OIG Skeptical of Paid Speaker Programs; Issues Special Fraud Alert
By Nicolette Taber
and Ann Ford
Recently, the Office of Inspector General (OIG) at the U.S. Department of Health and Human Services (HHS) issued a rare Special Fraud Alert pertaining to medical device and pharmaceutical speaker programs. The OIG defines speaker programs as “company-sponsored events at which a physician or other health care professional makes a speech or presentation to other health care professionals about a drug or device product or a disease state on behalf of the company.” The sponsoring company typically pays the speakers an honorarium.
The OIG is actively pursuing civil and criminal cases against companies for sponsoring speaker events that violate the Anti-Kickback Statute (“AKS”). The OIG warned many speaker programs violate the AKS because the events are designed with the intent to induce referrals. The AKS is a criminal statute which bars the knowing and willful solicitation, receipt, offer, or payment of any remuneration to induce or reward items or services reimbursable by a Federal health care program. If the OIG declines to pursue criminal charges under the AKS, it can also choose to pursue administrative proceedings to exclude individuals from the Federal health care programs and impose civil monetary penalties against medical device and pharmaceutical companies for prohibited conduct.
Some examples of recent cases the OIG alleged against drug and device companies include: paying health care professionals hundreds of thousands of dollars for speaking, conditioning speaker remuneration on sales targets, holding speaker programs at entertainment venues not conducive to an educational presentation (e.g., wineries, sports stadium, golf clubs), and spending an exorbitant amount on food and beverages ($500 per attendee).

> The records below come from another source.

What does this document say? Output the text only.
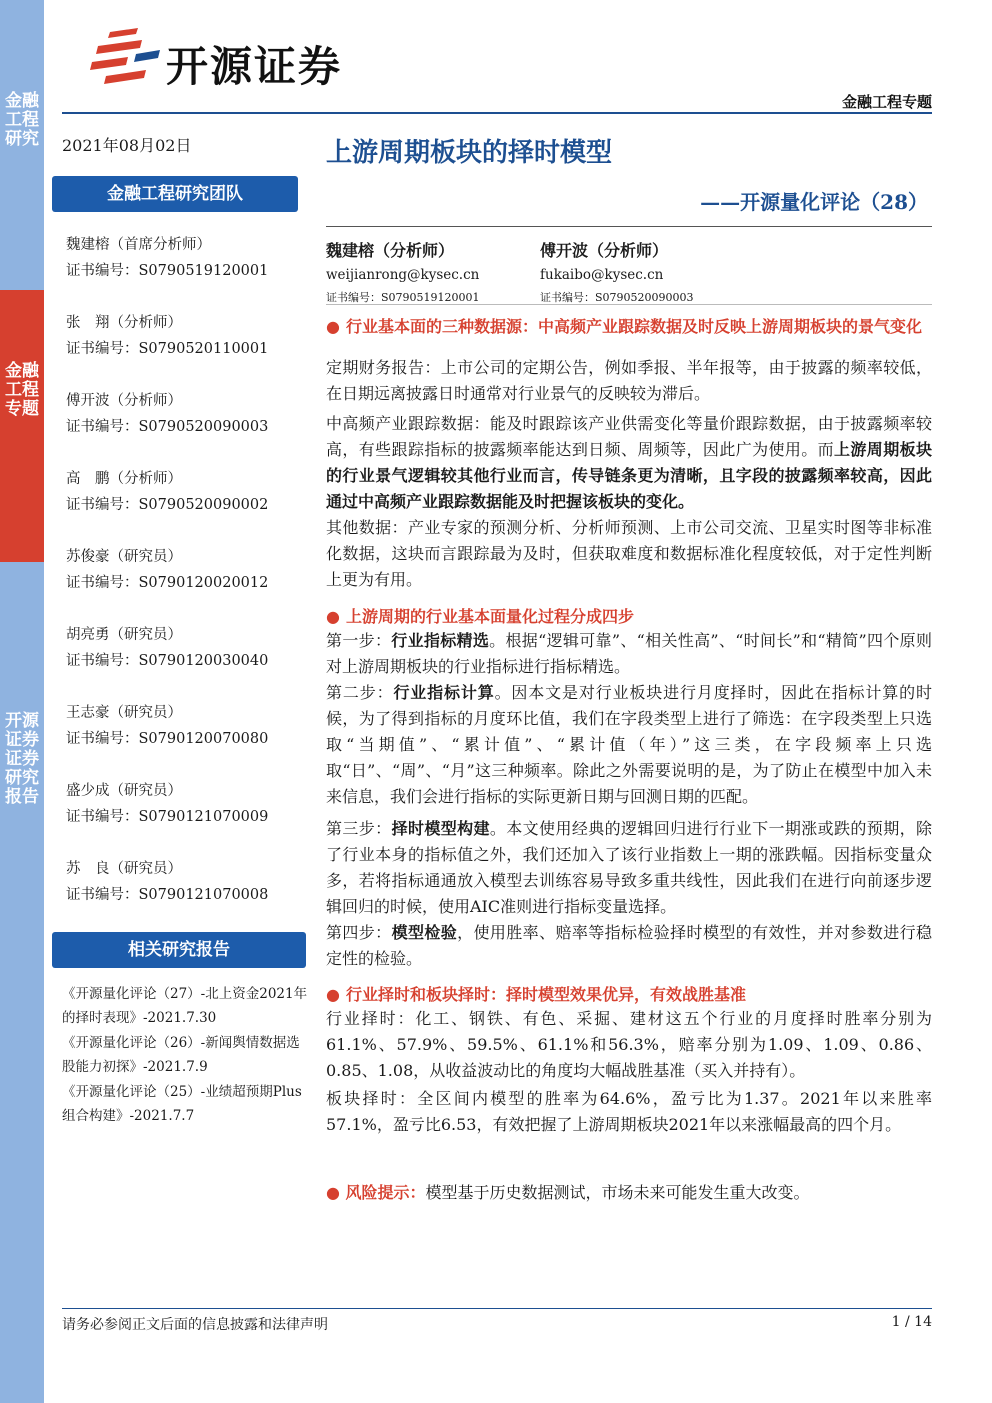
金融工程研究
金融工程专题
开源证券 证券研究报告
开源证券
金融工程专题
2021年08月02日
金融工程研究团队
魏建榕（首席分析师）
证书编号：S0790519120001
张　翔（分析师）
证书编号：S0790520110001
傅开波（分析师）
证书编号：S0790520090003
高　鹏（分析师）
证书编号：S0790520090002
苏俊豪（研究员）
证书编号：S0790120020012
胡亮勇（研究员）
证书编号：S0790120030040
王志豪（研究员）
证书编号：S0790120070080
盛少成（研究员）
证书编号：S0790121070009
苏　良（研究员）
证书编号：S0790121070008
相关研究报告
《开源量化评论（27）-北上资金2021年的择时表现》-2021.7.30
《开源量化评论（26）-新闻舆情数据选股能力初探》-2021.7.9
《开源量化评论（25）-业绩超预期Plus组合构建》-2021.7.7
上游周期板块的择时模型
——开源量化评论（28）
魏建榕（分析师）
weijianrong@kysec.cn
证书编号：S0790519120001
傅开波（分析师）
fukaibo@kysec.cn
证书编号：S0790520090003
● 行业基本面的三种数据源：中高频产业跟踪数据及时反映上游周期板块的景气变化
定期财务报告：上市公司的定期公告，例如季报、半年报等，由于披露的频率较低，在日期远离披露日时通常对行业景气的反映较为滞后。
中高频产业跟踪数据：能及时跟踪该产业供需变化等量价跟踪数据，由于披露频率较高，有些跟踪指标的披露频率能达到日频、周频等，因此广为使用。而上游周期板块的行业景气逻辑较其他行业而言，传导链条更为清晰，且字段的披露频率较高，因此通过中高频产业跟踪数据能及时把握该板块的变化。
其他数据：产业专家的预测分析、分析师预测、上市公司交流、卫星实时图等非标准化数据，这块而言跟踪最为及时，但获取难度和数据标准化程度较低，对于定性判断上更为有用。
● 上游周期的行业基本面量化过程分成四步
第一步：行业指标精选。根据“逻辑可靠”、“相关性高”、“时间长”和“精简”四个原则对上游周期板块的行业指标进行指标精选。
第二步：行业指标计算。因本文是对行业板块进行月度择时，因此在指标计算的时候，为了得到指标的月度环比值，我们在字段类型上进行了筛选：在字段类型上只选取“当期值”、“累计值”、“累计值（年）”这三类，在字段频率上只选取“日”、“周”、“月”这三种频率。除此之外需要说明的是，为了防止在模型中加入未来信息，我们会进行指标的实际更新日期与回测日期的匹配。
第三步：择时模型构建。本文使用经典的逻辑回归进行行业下一期涨或跌的预期，除了行业本身的指标值之外，我们还加入了该行业指数上一期的涨跌幅。因指标变量众多，若将指标通通放入模型去训练容易导致多重共线性，因此我们在进行向前逐步逻辑回归的时候，使用AIC准则进行指标变量选择。
第四步：模型检验，使用胜率、赔率等指标检验择时模型的有效性，并对参数进行稳定性的检验。
● 行业择时和板块择时：择时模型效果优异，有效战胜基准
行业择时：化工、钢铁、有色、采掘、建材这五个行业的月度择时胜率分别为61.1%、57.9%、59.5%、61.1%和56.3%，赔率分别为1.09、1.09、0.86、0.85、1.08，从收益波动比的角度均大幅战胜基准（买入并持有）。
板块择时：全区间内模型的胜率为64.6%，盈亏比为1.37。2021年以来胜率57.1%，盈亏比6.53，有效把握了上游周期板块2021年以来涨幅最高的四个月。
● 风险提示：模型基于历史数据测试，市场未来可能发生重大改变。
请务必参阅正文后面的信息披露和法律声明	1 / 14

While bona fide speaker programs are still permitted as educational tools for medical device companies and health care professionals, the OIG made it very clear that it will not tolerate unlawful inducements disguised as education. Medical device companies and other life sciences companies must continue to compensate speakers consistent with fair market value and ensure its programs are not designed with the specific intent to induce orders of the companies’ products.
OIG compiled a non-exhaustive list of suspect characteristics of speaker programs:
- Little or no substantive information is actually presented
- Alcohol is available (free alcohol heightens concerns) or exorbitant meals are provided to the attendees of the program
- Program is held at a location that is not conducive to the exchange of educational information (e.g., restaurants or entertainment or sports venues)
- The company sponsors a large number of programs concerning the same or very similar topic or product
- There has been a significant period of time with no new medical or scientific information nor an FDA-approved need for the product
- Health care providers attend programs on the same or substantially similar topics more than once
- Attendees include individuals who do not have a legitimate business reason to attend the program (e.g., friends or family members, medical professionals outside of the speaker’s own medical practice)
- The company prioritizes a return on investment in analyzing the selection of speakers/attendees
- The company pays the speakers more than fair market value or takes into consideration the volume or value of past/future business generated by the speakers
The OIG recognizes this special fraud alert was released during the COVID-19 pandemic where plans for many in-person speaker events are currently halted. The OIG emphasized that risk remains present, however, whenever payments are offered or made to health care professionals in order to induce Federal health care program business for the company. When considering restarting the speaker programs, the OIG cautions medical device and pharmaceutical companies to assess the prevalent risks involved with in-person speaking events. In close, the OIG emphasized its availability as a resource on these matters via the OIG Advisory Opinion process.